Jakarta, Kompas -- Presiden BJ Habibie menegaskan, kemenangan maupun kekalahan merupakan hal yang wajar, alamiah, dan tak terpisahkan dalam pemilihan umum (pemilu). Oleh karena itu ia mengingatkan, yang kalah harus dapat menerima kekalahan itu dengan lapang dada dan jiwa besar, tanpa harus berbuat yang tidak perlu dan merugikan kehidupan masyarakat. Sebaliknya, bagi yang menang, karena dapat mengungguli perolehan suara partai lain, diharapkan tidak sampai menjadi pongah, dan melupakan bahwa Indonesia merupakan satu keluarga besar.
Penegasan Presiden Habibie itu disampaikan melalui pidato yang disiarkan melalui radio dan televisi, Minggu (6/6) malam, untuk menyambut pelaksanaan pemilu tanggal 7 Juni 1999, Senin pagi ini.
Hal itu ditekankan, karena menurut Habibie, demokrasi dan peradaban demokrasi hanya dapat dibangun oleh suatu bangsa yang mampu menahan diri.

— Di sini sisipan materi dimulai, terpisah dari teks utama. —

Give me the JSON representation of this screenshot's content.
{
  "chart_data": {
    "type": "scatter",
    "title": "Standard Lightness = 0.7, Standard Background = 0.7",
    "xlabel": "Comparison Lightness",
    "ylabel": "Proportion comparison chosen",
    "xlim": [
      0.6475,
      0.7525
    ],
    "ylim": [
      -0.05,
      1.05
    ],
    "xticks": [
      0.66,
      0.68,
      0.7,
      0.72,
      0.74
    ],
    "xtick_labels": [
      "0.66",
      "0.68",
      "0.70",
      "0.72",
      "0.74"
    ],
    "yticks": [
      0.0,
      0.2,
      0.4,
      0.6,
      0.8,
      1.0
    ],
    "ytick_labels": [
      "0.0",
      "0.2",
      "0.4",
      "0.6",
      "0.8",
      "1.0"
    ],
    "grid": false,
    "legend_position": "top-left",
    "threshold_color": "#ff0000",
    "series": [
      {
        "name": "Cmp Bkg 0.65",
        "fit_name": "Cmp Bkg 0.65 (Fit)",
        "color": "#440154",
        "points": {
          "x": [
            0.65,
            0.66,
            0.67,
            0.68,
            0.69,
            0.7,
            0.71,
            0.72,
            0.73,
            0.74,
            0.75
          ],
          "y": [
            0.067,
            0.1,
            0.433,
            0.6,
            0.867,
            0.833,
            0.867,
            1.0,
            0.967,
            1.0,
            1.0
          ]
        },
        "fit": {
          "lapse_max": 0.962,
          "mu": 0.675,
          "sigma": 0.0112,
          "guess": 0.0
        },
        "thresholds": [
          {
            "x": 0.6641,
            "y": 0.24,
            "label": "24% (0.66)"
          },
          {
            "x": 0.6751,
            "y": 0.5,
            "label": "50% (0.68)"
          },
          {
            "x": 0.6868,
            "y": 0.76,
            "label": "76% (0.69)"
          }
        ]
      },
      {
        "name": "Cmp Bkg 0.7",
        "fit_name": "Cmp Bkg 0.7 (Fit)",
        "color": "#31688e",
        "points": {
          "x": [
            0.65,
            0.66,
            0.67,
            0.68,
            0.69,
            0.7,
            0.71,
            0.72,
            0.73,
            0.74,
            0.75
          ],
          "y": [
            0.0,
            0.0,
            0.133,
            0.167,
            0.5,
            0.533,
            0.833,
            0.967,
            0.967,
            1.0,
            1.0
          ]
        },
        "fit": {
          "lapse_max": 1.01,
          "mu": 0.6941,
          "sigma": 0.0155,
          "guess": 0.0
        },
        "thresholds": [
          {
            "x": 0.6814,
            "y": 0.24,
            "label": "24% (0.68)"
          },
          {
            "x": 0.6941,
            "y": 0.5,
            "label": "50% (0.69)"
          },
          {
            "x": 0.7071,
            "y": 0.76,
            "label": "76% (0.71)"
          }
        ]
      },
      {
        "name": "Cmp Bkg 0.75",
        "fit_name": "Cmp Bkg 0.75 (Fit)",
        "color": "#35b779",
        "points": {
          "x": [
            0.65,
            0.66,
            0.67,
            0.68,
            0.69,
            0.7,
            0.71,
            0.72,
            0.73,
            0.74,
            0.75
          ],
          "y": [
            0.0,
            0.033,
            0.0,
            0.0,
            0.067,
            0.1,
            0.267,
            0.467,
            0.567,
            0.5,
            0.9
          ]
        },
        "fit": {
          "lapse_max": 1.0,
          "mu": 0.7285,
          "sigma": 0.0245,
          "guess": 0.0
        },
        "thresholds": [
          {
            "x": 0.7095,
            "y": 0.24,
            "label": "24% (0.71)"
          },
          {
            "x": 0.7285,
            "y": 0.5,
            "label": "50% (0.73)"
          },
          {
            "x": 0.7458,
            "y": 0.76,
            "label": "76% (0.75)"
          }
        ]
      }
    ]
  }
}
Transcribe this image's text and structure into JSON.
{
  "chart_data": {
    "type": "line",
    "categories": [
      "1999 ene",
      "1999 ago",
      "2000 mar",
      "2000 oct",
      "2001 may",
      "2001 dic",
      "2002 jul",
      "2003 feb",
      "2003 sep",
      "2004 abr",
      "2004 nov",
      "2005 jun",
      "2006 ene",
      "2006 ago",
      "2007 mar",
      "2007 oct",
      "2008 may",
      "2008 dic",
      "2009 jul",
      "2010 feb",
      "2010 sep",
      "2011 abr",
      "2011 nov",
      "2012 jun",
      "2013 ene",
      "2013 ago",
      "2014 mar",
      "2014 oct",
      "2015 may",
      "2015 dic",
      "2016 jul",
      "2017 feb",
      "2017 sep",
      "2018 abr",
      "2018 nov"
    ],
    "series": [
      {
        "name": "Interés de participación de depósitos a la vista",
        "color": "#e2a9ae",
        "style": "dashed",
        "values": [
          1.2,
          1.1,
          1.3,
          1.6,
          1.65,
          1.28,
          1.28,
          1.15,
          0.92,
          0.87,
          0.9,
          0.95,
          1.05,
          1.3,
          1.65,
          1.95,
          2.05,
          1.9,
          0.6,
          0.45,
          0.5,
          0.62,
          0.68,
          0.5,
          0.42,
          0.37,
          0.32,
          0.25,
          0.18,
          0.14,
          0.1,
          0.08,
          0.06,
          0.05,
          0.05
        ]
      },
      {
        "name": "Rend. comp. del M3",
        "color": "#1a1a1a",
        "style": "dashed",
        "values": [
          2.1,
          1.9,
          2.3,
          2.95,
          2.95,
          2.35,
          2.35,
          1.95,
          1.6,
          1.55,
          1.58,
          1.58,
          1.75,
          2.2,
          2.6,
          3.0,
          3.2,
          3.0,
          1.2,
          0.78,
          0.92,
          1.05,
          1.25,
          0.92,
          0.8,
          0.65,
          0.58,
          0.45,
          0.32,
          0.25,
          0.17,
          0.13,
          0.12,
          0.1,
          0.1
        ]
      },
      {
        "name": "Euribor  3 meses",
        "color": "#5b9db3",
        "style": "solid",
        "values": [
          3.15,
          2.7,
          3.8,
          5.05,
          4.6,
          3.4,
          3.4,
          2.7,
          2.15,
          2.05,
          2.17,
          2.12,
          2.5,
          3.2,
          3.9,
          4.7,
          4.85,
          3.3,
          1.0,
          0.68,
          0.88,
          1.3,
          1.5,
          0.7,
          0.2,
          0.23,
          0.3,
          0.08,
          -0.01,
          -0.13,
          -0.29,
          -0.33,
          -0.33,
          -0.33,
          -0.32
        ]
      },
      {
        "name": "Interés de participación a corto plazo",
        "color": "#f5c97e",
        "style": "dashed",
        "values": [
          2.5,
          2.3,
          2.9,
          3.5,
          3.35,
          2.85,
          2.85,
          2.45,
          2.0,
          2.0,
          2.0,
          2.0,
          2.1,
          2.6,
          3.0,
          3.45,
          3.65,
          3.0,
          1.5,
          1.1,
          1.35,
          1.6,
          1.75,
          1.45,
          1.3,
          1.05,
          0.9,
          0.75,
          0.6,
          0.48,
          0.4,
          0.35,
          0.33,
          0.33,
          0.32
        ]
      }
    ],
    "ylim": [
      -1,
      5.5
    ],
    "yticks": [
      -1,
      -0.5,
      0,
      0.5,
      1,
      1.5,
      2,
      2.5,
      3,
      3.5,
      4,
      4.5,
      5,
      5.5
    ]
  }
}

Dalam arti, menerima kemenangan tanpa melecehkan pihak yang kalah, dan menerima kekalahan tanpa memusuhi mereka yang menang. "Menang atau kalah dalam pemilu adalah hal biasa, tak terhindarkan, dan alamiah," kata Habibie.
Mereka yang menang pada satu periode, lanjut Presiden, bisa saja kalah pada periode berikutnya, dan sebaliknya.
Ia mengingatkan, pemilu yang demokratis selalu memberi cukup ruang kepada setiap partai politik untuk memanfaatkan peluang yang sama untuk menang. Oleh karena itu, tegas Habibie, predeterminasi dalam bentuk apa pun tentang kemenangan atau kekalahan suatu partai dalam pemilu tidaklah demokratis.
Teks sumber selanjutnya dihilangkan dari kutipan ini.